Winter Respiratory Medical Care: Protecting the Healthy Respiratory Method Winter, Cold and Dry Air and Changing Climate Conditions, bringing respiratory diseases into high onset. Respiratory departments faced enormous challenges during the season and bore the burden of safeguarding people ‘ s breathing well.
The effect of winter on the respiratory section was significant, with cold air stimulating the respiratory tract, weakening its defensive function and creating conditions for viruses and bacterial incursions. Dry air is prone to respiratory mucous membrane damage, leading to discomfort such as coughing and drying, and to the spread of pathogens. Respiratory infectious diseases, such as influenza and pneumonia, are active during the winter, and air pollution problems, such as haze, have increased the respiratory burden, resulting in a significant increase in the risk of acute respiratory diseases, such as asthma, chronic obstructive pulmonary disease (COPD) patients, a significant increase in the number of hospital respiratory consultations, a tight bed space in the ward, and an increase in the workload of medical personnel.
In winter respiratory treatments, influenza is a common disease caused by influenza viruses and is highly contagious and spreading at high rates. Symptoms include high heat, headaches, lack of strength, muscular acid problems, some of which have respiratory symptoms such as cough and aldicarb, and can cause complications such as pneumonia in cases of severe severity, with the elderly, children, pregnant women and people suffering from basic diseases being more susceptible and seriously ill. The treatment is based on a preliminary diagnosis of symptoms and epidemiological history, followed by a laboratory examination and the treatment of anti-viral drugs, while the treatment of the symptoms reduces the symptoms of fever, cough, etc., the patient needs more rest, water and indoor air circulation.
Pneumonia is also more common in winter, especially bacterial pneumonia, with pathogens mostly pneumocococcal, etc. Patients often experience fever, cough, cough, severe respiratory difficulties and chest pain. Doctors, in combination with clinical performance, visual examinations (e.g., chest X-ray, CT) and laboratory examinations, clearly diagnose the treatment of pathogens with sensitive antibiotics and support for cough, thioperidium, oxygen, etc., care for rest and nutrition to help with recovery.

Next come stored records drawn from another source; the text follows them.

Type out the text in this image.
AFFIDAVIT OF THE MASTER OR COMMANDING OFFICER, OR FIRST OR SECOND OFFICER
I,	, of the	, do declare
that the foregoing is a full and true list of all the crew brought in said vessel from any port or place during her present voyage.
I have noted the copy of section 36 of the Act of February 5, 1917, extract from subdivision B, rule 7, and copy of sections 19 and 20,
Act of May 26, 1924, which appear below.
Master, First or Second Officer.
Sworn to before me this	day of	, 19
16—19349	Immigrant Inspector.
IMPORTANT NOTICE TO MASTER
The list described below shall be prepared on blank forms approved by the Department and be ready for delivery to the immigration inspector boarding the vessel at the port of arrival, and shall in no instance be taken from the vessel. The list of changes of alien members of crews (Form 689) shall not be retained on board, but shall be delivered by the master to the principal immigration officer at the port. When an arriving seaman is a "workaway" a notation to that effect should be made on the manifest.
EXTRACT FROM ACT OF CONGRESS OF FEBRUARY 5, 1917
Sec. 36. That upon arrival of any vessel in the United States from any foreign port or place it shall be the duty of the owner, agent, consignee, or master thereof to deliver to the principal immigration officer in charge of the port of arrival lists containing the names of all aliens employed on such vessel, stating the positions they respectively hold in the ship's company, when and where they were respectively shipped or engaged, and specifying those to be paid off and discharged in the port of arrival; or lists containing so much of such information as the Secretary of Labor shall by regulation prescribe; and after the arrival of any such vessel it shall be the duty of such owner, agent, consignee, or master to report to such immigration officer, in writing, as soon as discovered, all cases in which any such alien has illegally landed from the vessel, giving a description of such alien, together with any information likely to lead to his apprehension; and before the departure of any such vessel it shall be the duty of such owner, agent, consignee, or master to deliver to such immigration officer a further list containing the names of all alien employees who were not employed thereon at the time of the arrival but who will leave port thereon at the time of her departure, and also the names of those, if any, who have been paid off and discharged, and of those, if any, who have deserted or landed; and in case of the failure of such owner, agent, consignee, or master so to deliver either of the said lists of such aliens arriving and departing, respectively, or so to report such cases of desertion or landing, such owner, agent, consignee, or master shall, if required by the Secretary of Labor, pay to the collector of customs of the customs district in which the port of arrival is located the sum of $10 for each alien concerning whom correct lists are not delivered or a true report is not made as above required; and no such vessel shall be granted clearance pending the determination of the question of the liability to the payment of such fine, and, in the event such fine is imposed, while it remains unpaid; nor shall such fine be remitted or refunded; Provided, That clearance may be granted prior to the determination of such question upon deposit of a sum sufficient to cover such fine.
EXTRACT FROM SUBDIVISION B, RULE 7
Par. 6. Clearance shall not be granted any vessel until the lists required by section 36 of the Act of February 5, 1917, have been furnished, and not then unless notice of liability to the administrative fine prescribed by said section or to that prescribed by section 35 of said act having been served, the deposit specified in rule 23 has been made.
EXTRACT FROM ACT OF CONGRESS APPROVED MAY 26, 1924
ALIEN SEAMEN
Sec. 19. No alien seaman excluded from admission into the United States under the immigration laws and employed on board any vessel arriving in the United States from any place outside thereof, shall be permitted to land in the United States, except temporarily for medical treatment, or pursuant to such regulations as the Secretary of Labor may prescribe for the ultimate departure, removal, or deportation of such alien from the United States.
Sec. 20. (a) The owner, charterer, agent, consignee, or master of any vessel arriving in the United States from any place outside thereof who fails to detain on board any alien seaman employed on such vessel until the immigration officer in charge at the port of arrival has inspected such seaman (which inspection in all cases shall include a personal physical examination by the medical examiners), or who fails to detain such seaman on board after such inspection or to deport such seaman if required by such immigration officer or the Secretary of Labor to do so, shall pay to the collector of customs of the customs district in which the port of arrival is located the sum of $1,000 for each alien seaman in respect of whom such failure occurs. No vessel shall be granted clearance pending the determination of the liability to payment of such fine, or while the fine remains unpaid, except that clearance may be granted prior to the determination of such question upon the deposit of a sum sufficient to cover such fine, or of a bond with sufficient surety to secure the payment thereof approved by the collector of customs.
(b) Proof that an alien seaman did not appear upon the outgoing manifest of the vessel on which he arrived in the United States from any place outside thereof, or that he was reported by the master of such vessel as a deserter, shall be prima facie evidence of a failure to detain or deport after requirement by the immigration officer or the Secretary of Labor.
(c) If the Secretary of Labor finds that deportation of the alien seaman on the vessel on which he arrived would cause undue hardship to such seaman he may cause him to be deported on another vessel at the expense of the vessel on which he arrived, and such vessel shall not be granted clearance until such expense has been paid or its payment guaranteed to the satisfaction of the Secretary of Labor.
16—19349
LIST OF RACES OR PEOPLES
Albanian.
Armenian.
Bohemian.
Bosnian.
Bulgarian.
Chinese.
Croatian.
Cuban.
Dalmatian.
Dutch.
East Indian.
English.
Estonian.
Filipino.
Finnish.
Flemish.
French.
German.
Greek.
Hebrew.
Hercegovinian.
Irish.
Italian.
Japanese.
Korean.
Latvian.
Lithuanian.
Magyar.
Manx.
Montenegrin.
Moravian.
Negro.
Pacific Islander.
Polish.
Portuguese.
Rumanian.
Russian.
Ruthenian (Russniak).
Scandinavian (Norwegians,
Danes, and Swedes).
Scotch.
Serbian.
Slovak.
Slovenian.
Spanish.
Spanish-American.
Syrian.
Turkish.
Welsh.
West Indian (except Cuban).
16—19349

Chronic obstructive pulmonary disease (COPD) is a chronic disease that can be acutely aggravated during the winter, with chronic respiratory and lung inflammation caused by long-term smoking, air pollution, genetic factors, etc., and an incomplete reversal of the current. Patients are chronic coughing, coughing, short-temperature or breathing difficulties, and winter cold air irritation can exacerbate symptoms, and there is a rush to breathing, breathing, etc. During the treatment, the doctor assesses the condition on the basis of the patient ‘ s medical history, pulmonary function, etc., the acute stress period is treated with drugs such as oxygen, bronchial expansion, sugary hormonals, some of the patients are hospitalized, the relief period focuses on rehabilitation training, long-term family oxygen treatment, etc. It is essential to stop smoking and prevent respiratory infections.
Asthma is also a good winter disease, and the confluence of genetic and environmental factors causes chronic respiratory inflammation, which increases at night and in the morning when patients become exposed to allergies (e.g. pollen, dust mites), cold air, irritating gases, etc. The diagnosis is based on symptoms, examination of lung function, bronchial stimulation tests, etc., the treatment of drugs with bronchial expansionants, sugary cortex hormones, etc. The patient avoids exposure to allergies, regulates the use of medicines and regularly reviews them, learns to use the inhaler correctly and monitors the situation.
Winter respiratory treatment faces challenges such as the number of patients and the complexity of their condition, the risk of confusion between influenza and other respiratory diseases, the difficulty of diagnosis, the high incidence of respiratory infections, the risk of cross-infections in hospitals, the increased difficulty of prevention and control, and the difficulty of treating some chronic respiratory diseases and their recurrence.
In order to meet these challenges, the respiratory section needs to optimize the process of treatment, such as setting up specialized influenza clinics, emergency access to respiratory diseases, reducing waiting times for patients and avoiding cross-infections; strengthening training of health-care personnel to improve the diagnosis and treatment of winter respiratory diseases; establishing hospital infection prevention and control, a strict system of sterilization and isolation, improving ventilation in wards and protection by health-care personnel; and providing patient education to improve patient awareness and self-management capacity, such as guidance on the correct use of medicines, respiratory rehabilitation training and prevention of relapse. The challenge of respiratory care in the winter is daunting, and the efforts of medical staff to work with patients can effectively address the challenges of disease and protect people ‘ s breathing well.